A: The answer will depend on what is your definition of regression, see Definition and delimitation of regression model.  But a usual definition (or part of a definition) is that regression models conditional expectation. And a regression tree can indeed be seen as an estimator of conditional expectation.
In the leaf nodes you predict the average of the sample observations reaching that leaf, and an arithmetical mean is an estimator of an expectation. The branching pattern in the tree represents the conditioning. 
A: This is correct - random forests discretize continuous variables since they are based on decision trees, which function through recursive binary partitioning. But with sufficient data and sufficient splits, a step function with many small steps can approximate a smooth function. So this need not be a problem. If you really want to capture a smooth response by a single predictor, you calculate the partial effect of any particular variable and fit a smooth function to it (this does not affect the model itself, which will retain this stepwise character).
Random forests offer quite a few advantages over standard regression techniques for some applications. To mention just three:


*

*They allow the use of arbitrarily many predictors (more predictors than data points is possible) 

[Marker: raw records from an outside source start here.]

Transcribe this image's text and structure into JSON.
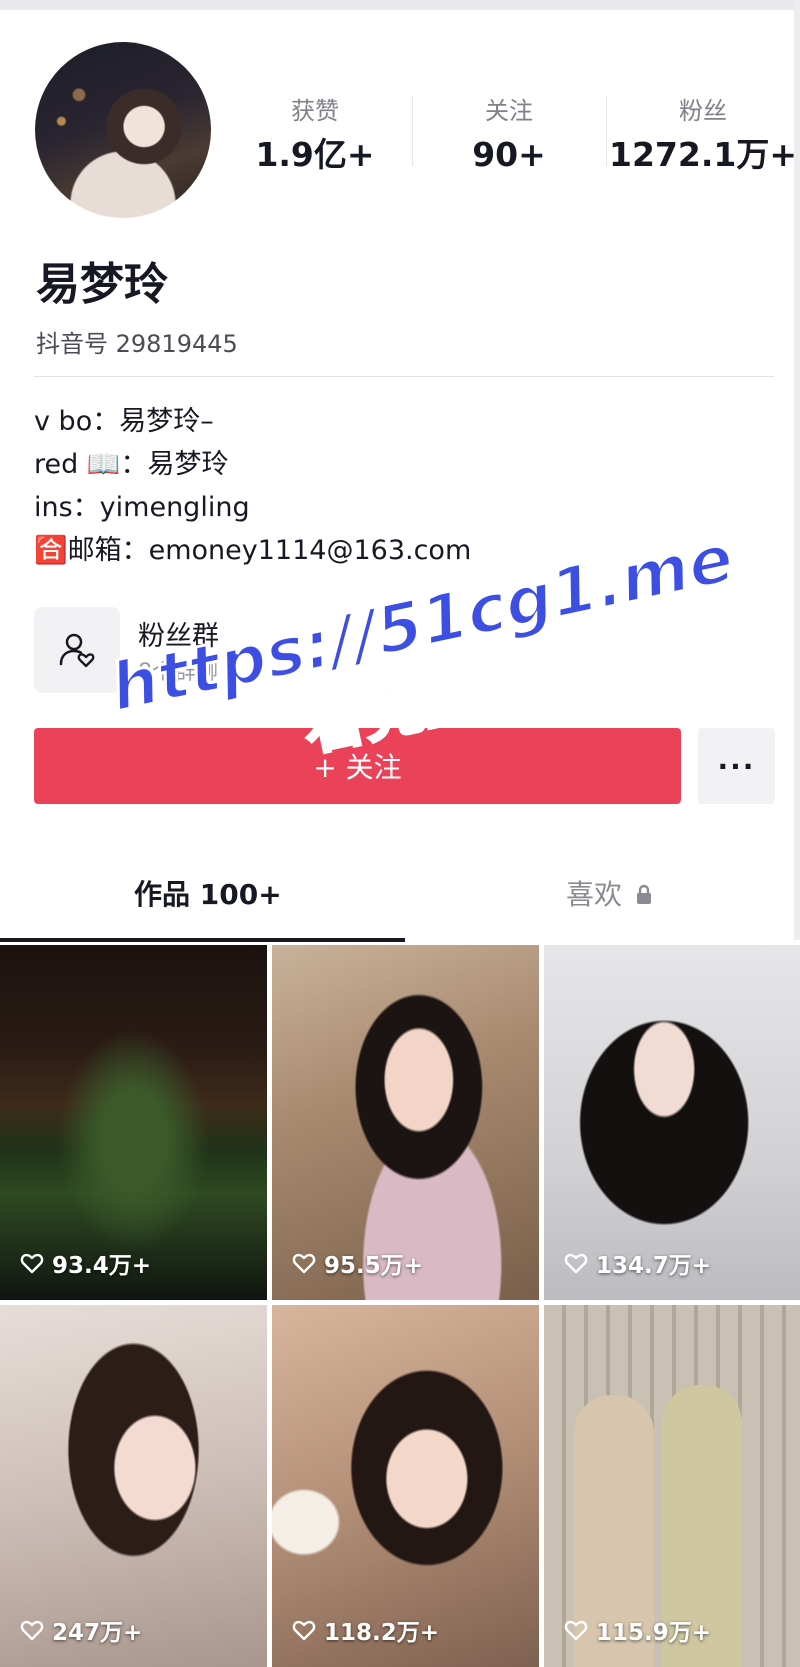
{
  "profile": {
    "name": "易梦玲",
    "account_id": "抖音号 29819445"
  },
  "stats": [
    {
      "label": "获赞",
      "value": "1.9亿+"
    },
    {
      "label": "关注",
      "value": "90+"
    },
    {
      "label": "粉丝",
      "value": "1272.1万+"
    }
  ],
  "bio": {
    "line1": "v bo：易梦玲–",
    "line2": "red 📖：易梦玲",
    "line3": "ins：yimengling",
    "line4": "🈴邮箱：emoney1114@163.com"
  },
  "fan_group": {
    "title": "粉丝群",
    "subtitle": "8个群聊"
  },
  "actions": {
    "follow_label": "+ 关注",
    "more_label": "···"
  },
  "tabs": {
    "works": "作品 100+",
    "likes": "喜欢"
  },
  "videos": [
    {
      "likes": "93.4万+"
    },
    {
      "likes": "95.5万+"
    },
    {
      "likes": "134.7万+"
    },
    {
      "likes": "247万+"
    },
    {
      "likes": "118.2万+"
    },
    {
      "likes": "115.9万+"
    }
  ],
  "watermark": {
    "line1": "https://51cg1.me",
    "line2": "看完整版"
  },
  "colors": {
    "follow_button": "#ea4359",
    "watermark": "#3d4fe3"
  }
}
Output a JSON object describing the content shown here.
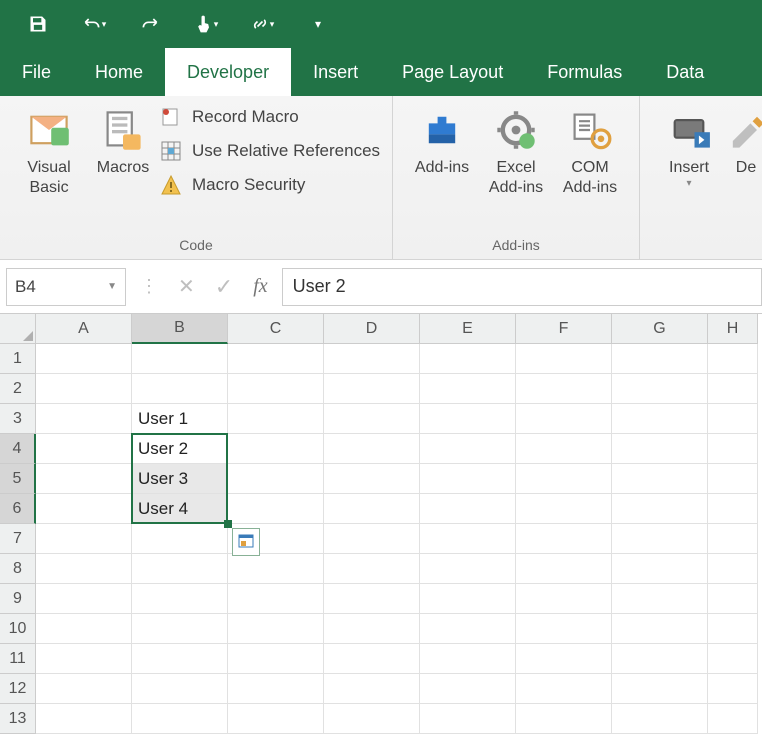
{
  "quick_access": {
    "save": "save-icon",
    "undo": "undo-icon",
    "redo": "redo-icon",
    "touch": "touch-mode-icon",
    "link": "link-icon",
    "customize": "customize-icon"
  },
  "tabs": {
    "file": "File",
    "home": "Home",
    "developer": "Developer",
    "insert": "Insert",
    "page_layout": "Page Layout",
    "formulas": "Formulas",
    "data": "Data"
  },
  "active_tab": "developer",
  "ribbon": {
    "code": {
      "label": "Code",
      "visual_basic": "Visual Basic",
      "macros": "Macros",
      "record_macro": "Record Macro",
      "use_relative": "Use Relative References",
      "macro_security": "Macro Security"
    },
    "addins": {
      "label": "Add-ins",
      "addins": "Add-ins",
      "excel_addins": "Excel Add-ins",
      "com_addins": "COM Add-ins"
    },
    "controls": {
      "insert": "Insert",
      "design_mode_partial": "De"
    }
  },
  "name_box": "B4",
  "formula_value": "User 2",
  "columns": [
    "A",
    "B",
    "C",
    "D",
    "E",
    "F",
    "G",
    "H"
  ],
  "rows": [
    "1",
    "2",
    "3",
    "4",
    "5",
    "6",
    "7",
    "8",
    "9",
    "10",
    "11",
    "12",
    "13"
  ],
  "selected_column_index": 1,
  "selected_row_indices": [
    3,
    4,
    5
  ],
  "cells": {
    "B3": "User 1",
    "B4": "User 2",
    "B5": "User 3",
    "B6": "User 4"
  },
  "selection": {
    "col": 1,
    "row_start": 3,
    "row_end": 5
  },
  "fill_highlight_rows": [
    4,
    5
  ]
}
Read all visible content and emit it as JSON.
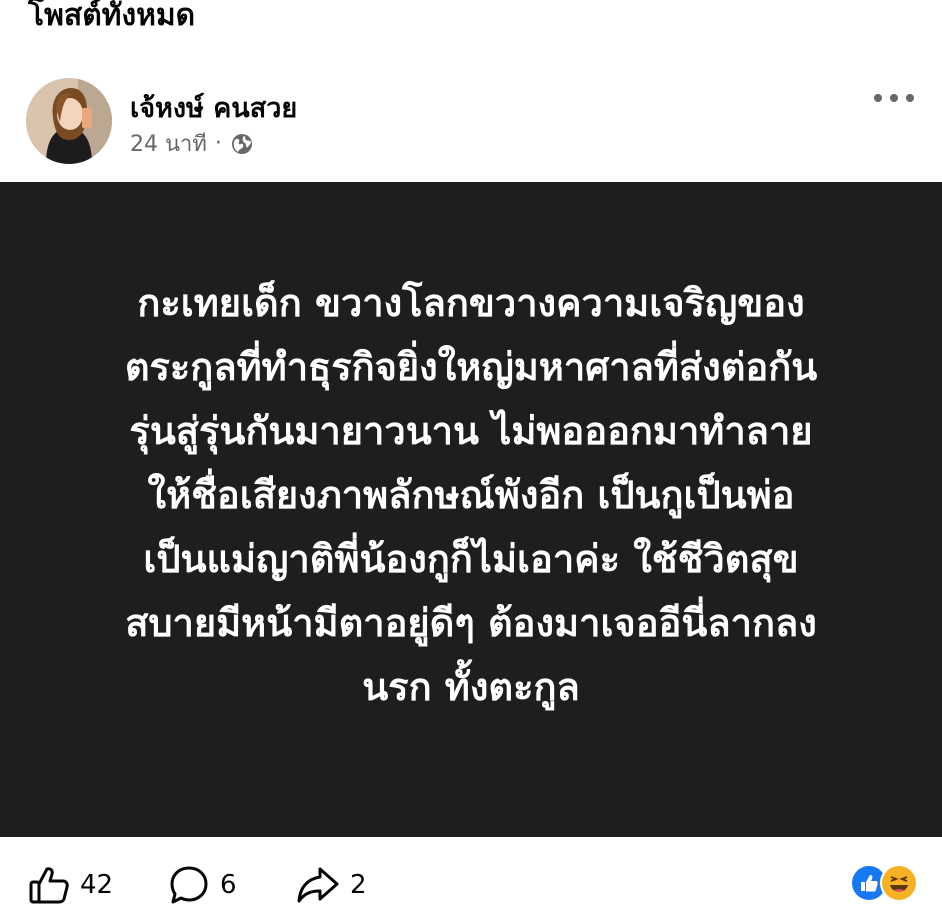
{
  "header": {
    "title": "โพสต์ทั้งหมด"
  },
  "post": {
    "author": "เจ้หงษ์ คนสวย",
    "time": "24 นาที",
    "separator": "·",
    "privacy_icon": "globe-icon",
    "body_lines": [
      "กะเทยเด็ก ขวางโลกขวางความเจริญของ",
      "ตระกูลที่ทำธุรกิจยิ่งใหญ่มหาศาลที่ส่งต่อกัน",
      "รุ่นสู่รุ่นกันมายาวนาน ไม่พอออกมาทำลาย",
      "ให้ชื่อเสียงภาพลักษณ์พังอีก เป็นกูเป็นพ่อ",
      "เป็นแม่ญาติพี่น้องกูก็ไม่เอาค่ะ ใช้ชีวิตสุข",
      "สบายมีหน้ามีตาอยู่ดีๆ ต้องมาเจออีนี่ลากลง",
      "นรก ทั้งตะกูล"
    ],
    "background_color": "#1e1e1e"
  },
  "footer": {
    "likes": "42",
    "comments": "6",
    "shares": "2",
    "reaction_icons": [
      "like-reaction-icon",
      "haha-reaction-icon"
    ]
  }
}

*They can approximate complex nonlinear shapes without a priori specification

*They can capture complex interactions between predictions without a priori specification. 


As for whether it is a 'true' regression, this is somewhat semantic. After all, piecewise regression is regression too, but is also not smooth. As is any regression with a categorical predictor, as pointed out in the comments below.
A: It's perhaps worth adding that Random Forest models can't extrapolate outside the range of the training data, since their lowest and highest values are always going to be averages of some subset of the training data; there is a nice graphical example here.